Not until some time later did a group at Johns Hopkins University investigate the evidence, whence they attributed the cases of sheep blindness to a local viral infection known as "pink eye". But, to this day, the myth survives.
Now fast-forward to today and there is another real crisis in South America – this one in Peru, which we reported a few days ago. And now, so severe is the crisis that, for nearly a month, a major relief operation has been underway.
But, unfortunately for the victims of this crisis, they are suffering from an unfashionable cause - the most severe cold weather on record.
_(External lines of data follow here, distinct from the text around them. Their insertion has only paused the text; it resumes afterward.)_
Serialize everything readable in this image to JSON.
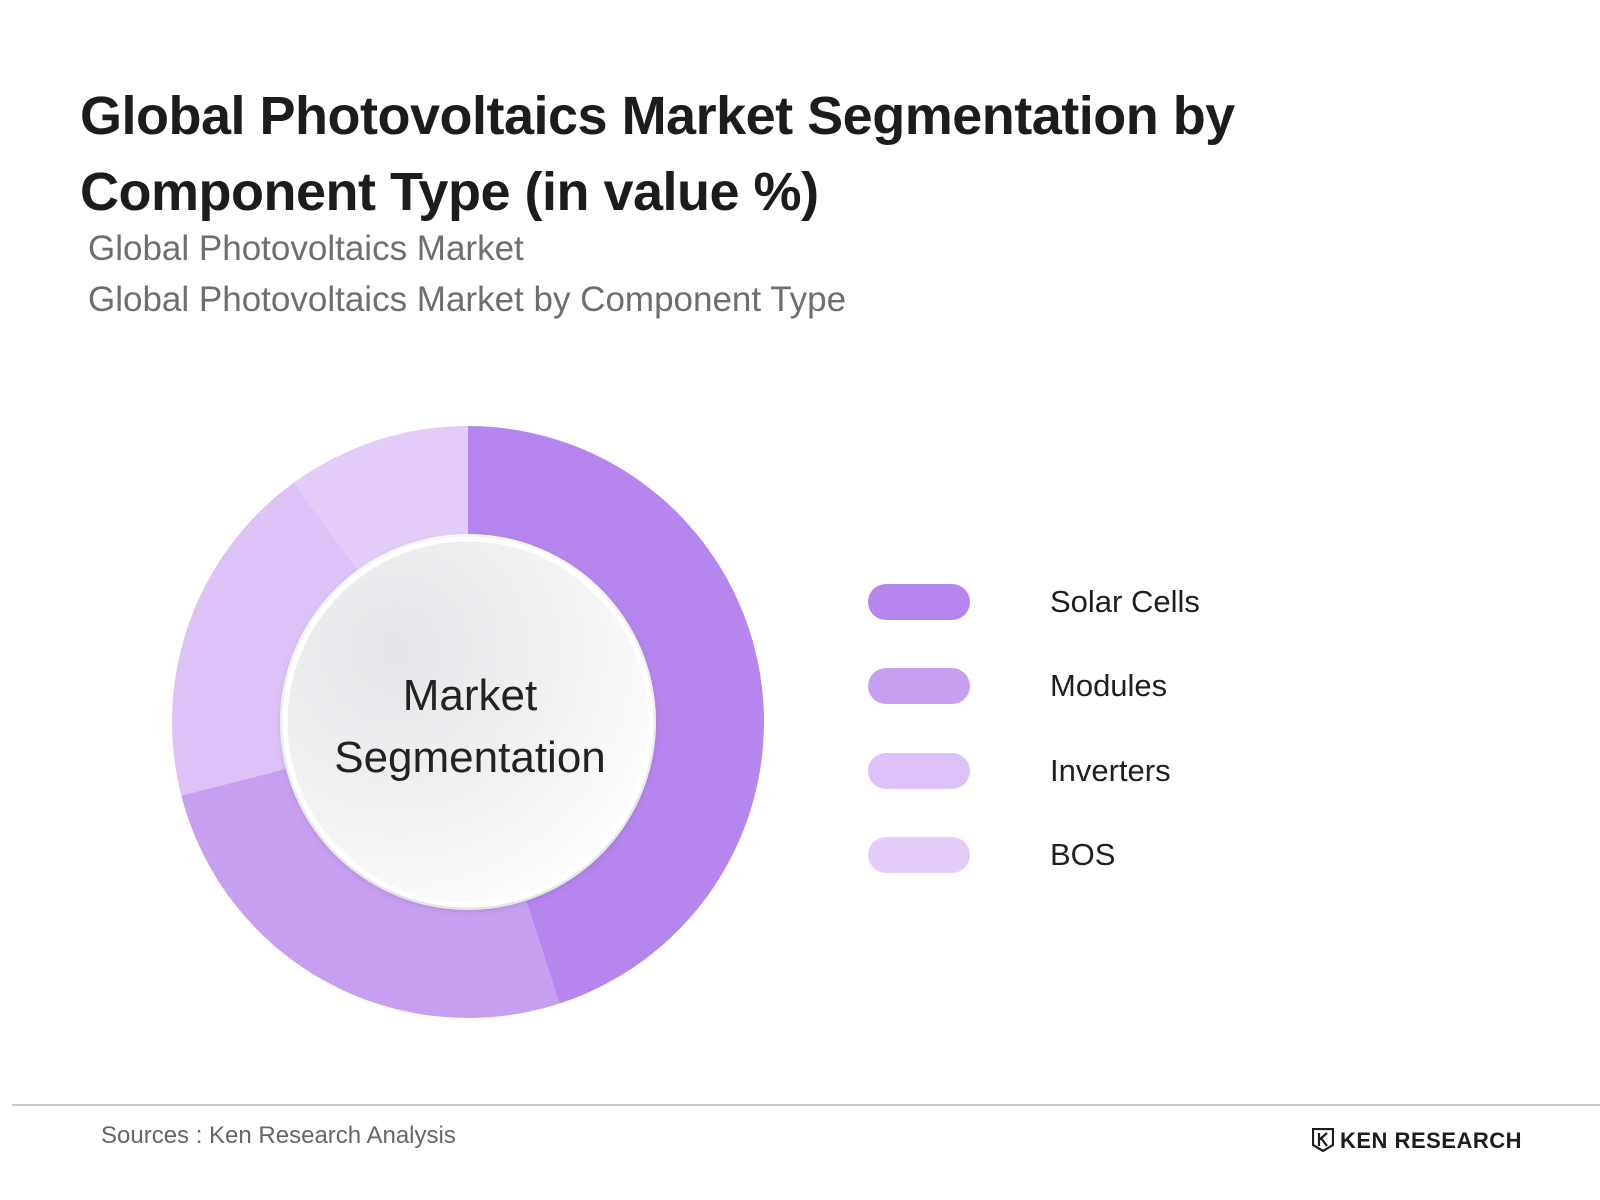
{
  "chart_data": {
    "type": "pie",
    "title": "Global Photovoltaics Market Segmentation by Component Type (in value %)",
    "subtitle": [
      "Global Photovoltaics Market",
      "Global Photovoltaics Market by Component Type"
    ],
    "center_label": [
      "Market",
      "Segmentation"
    ],
    "categories": [
      "Solar Cells",
      "Modules",
      "Inverters",
      "BOS"
    ],
    "values": [
      45,
      26,
      19,
      10
    ],
    "colors": [
      "#b586ee",
      "#c79ff0",
      "#dcc2f6",
      "#e3cdf8"
    ],
    "legend_position": "right",
    "donut": true
  },
  "footer": {
    "sources": "Sources : Ken Research Analysis",
    "brand": "KEN RESEARCH"
  },
  "icons": {
    "brand_logo": "ken-research-logo-icon"
  }
}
Temperatures have been falling to below-zero extremes, threatening the lives of thousands of children and pregnant mothers living in very remote, very poor highland communities. Animals are dying, crops have been wiped out and respiratory diseases are rampant.
And what do we get from the world media? Er … nothing. Nada, rien, absolutely sweet fanny adams. Still though, they prattle on about decreasing Arctic ice, heedless of the reality.
When history comes to be written, the inactivity of the media – to say nothing of the politicians and the chattering classes - surely will be seen as the most egregious example of myopia since Marie Antoinette made her remarks about eating cake.